The Washington’s Post’s Paul Farhi reported in 2015 about Brown’s leadership of The 74, questioning whether it reported news or advocacy and citing Brown’s statement that she felt no need to cover both sides of every story. She has — rightly — taken exception to sexist comments about her appearance. She also has fought with critics taking issue with the validity of some of her education claims.

An exchange Brown had last year on social media about her claim that two-thirds of U.S. eighth-graders are below grade level in reading and math is illustrative of some of her interactions with critics. Tom Loveless, a former Harvard professor and teacher who researches student achievement, tweeted that he has never seen data showing that, and asked Brown to explain her sourcing. She said that she was referring to proficiency rates on the National Assessment of Educational Progress, a test sometimes called “the nation’s report card.” Loveless told her that NAEP proficiency scores do not refer to grade level, but she did not concede the error, and a social media fight ensued.

Here is some of the exchange, which I wrote about in a post at the time:

Asked to comment about her statement that two out of three eighth-graders cannot read or do math at grade level and why she thinks NAEP proficiency means grade level, she emailed me the following in May.

“The histrionic reaction to the distinction between “grade level” and “grade level proficiency” begs the question: is this all you’ve got? You’ve lost the debate on charter schools. You’ve lost the debate on special protections you want for abusive teachers. You’ve lost the debate on tenure. Again, this reaction screams desperation. If I were trying to be completely and utterly precise then I would have specified “grade-level proficiency”, instead of “grade level” in the context of NAEP scores.

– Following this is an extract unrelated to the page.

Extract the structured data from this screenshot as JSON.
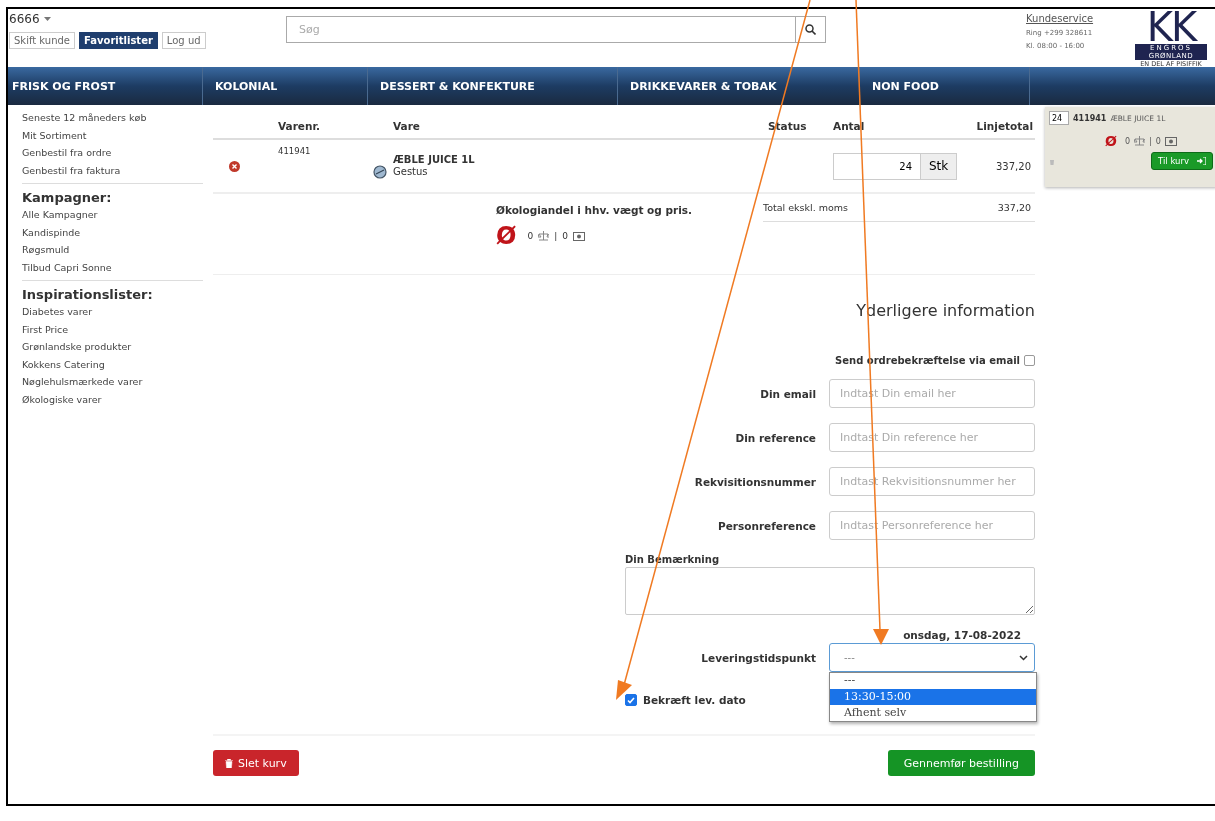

But any reasonable person or parent can rightly assume that if their child is not reading at grade level, then their child is not proficient. Any reasonable person or parent knows exactly what I meant in that statement. That the people who disagree with my characterization would react by attacking me personally with sexist insults speaks volumes. Those feigning outrage over the difference between “grade level” and “grade level proficiency” are the people who profit off the system’s failure and feel compelled to defend it at all costs. Sadly, in the age of Donald Trump and Diane Ravitch, this is what constitutes discourse.”